In a six-page document released last November, the EPA revisited how it would compile the pilot vulnerable species list and develop a consistent approach for the various targets to reduce pesticide exposure to listed species from spray drift and movement.
On the herbicide front, the strategy framework includes early mitigation measures for listed species. It seeks to provide consistent mitigations across conventional ag herbicides while additional measures could be added.
“EPA received substantial pushback and the strategy could change yet again,” Duzy says.
Proposed runoff and erosion mitigations add complexities. The EPA introduced a point system that’s dependent on active ingredients and locations of use. Under the draft herbicide strategy, herbicide use in all crops may be subject to additional limitations implemented during registration or registration review, either through general registration or pesticide use limitation area, or PULAs.
The PULAs implicate a whopping 43% of U.S. soybean and corn acres, although this percentage is deceivingly low.
What makes the figure both tricky and scary, say those in the know, is nearly every farmer in the lower 48 states will have to do something to acquire the necessary points to comply with the herbicide strategy. Farmers operating in a PULA may need nine points depending on herbicide.
Every square inch of Iowa is currently in a PULA.
Frank and Duzy agreed that 2024 is going to be a busy year for the EPA and those who monitor FIFRA.
“While the road to impetration is twisty, I wouldn’t panic,” says Frank. “I would, however, do everything possible to get the word out that pesticide labels may be changing and they’re going to change without strategies.”
She encourages applicators to find information about ESA-listed species that may be in proximity to where they use pesticides. Review pesticide labels for bulletins language and help applicators become familiar with how to search, use and save information provided online.
Closely monitoring
Those who go to work each day representing the needs of soybean farmers are closely monitoring the EPA’s actions pertaining to the ESA and FIFRA.
One such proposal, says Kyle Kunkler of the American Soybean Association (ASA), could significantly hinder or prevent pesticide use on close to 13 million acres of cropland, including more than five million acres of soybeans.
ASA’s director of government affairs acknowledges that the EPA holds responsibility for approving federal registration of pesticides in the United States, including determination of the parameters for use during the registration process.
“However, the broad approach EPA is proposing as part of the vulnerable species pilot program would greatly inhibit agriculture on a significant amount of land,” Kunkler says.
The agency intends to expand the pilot project to scale up the program to much larger areas in the future.
The EPA, he adds, has long struggled to meet ESA’s obligations to complete endangered species impact evaluations for pesticides. The agency has lost multiple lawsuits related to the matter, which can result in pulling a pesticide immediately from the market.
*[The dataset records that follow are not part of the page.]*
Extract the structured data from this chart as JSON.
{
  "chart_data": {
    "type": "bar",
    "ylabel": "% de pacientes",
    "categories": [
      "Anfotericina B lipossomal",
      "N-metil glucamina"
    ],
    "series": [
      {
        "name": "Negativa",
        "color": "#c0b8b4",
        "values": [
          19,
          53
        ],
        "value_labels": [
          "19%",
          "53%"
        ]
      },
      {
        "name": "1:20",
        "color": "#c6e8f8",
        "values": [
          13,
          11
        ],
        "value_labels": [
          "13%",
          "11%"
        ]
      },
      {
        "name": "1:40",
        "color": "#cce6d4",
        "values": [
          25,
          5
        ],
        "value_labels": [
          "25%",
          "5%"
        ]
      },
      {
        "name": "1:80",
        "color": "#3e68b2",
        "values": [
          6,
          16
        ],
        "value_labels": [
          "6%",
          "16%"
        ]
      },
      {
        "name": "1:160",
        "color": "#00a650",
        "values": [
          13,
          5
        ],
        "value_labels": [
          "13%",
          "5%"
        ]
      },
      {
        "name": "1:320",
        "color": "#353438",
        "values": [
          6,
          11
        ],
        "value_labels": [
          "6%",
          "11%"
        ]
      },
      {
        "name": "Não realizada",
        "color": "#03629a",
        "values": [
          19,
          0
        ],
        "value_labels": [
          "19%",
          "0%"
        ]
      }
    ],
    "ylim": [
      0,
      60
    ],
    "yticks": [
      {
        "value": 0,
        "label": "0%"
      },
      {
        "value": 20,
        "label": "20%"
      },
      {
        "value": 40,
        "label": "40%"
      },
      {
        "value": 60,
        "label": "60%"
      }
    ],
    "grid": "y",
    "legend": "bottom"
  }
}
“This litigation is unlikely to subside without changes,” Kunkler says.
ESA consultations typically take four to 15 years. EPA has court-determined deadlines to complete 18 reviews over the next six years. The math, says Kunkler, simply doesn’t work.
“The agency estimates this workload will put them at capacity before any other potential court-ordered ESA evaluations are handed to them. Simply put, the current situation under ESA for pesticide registration is untenable given the resources available to do the evaluations.”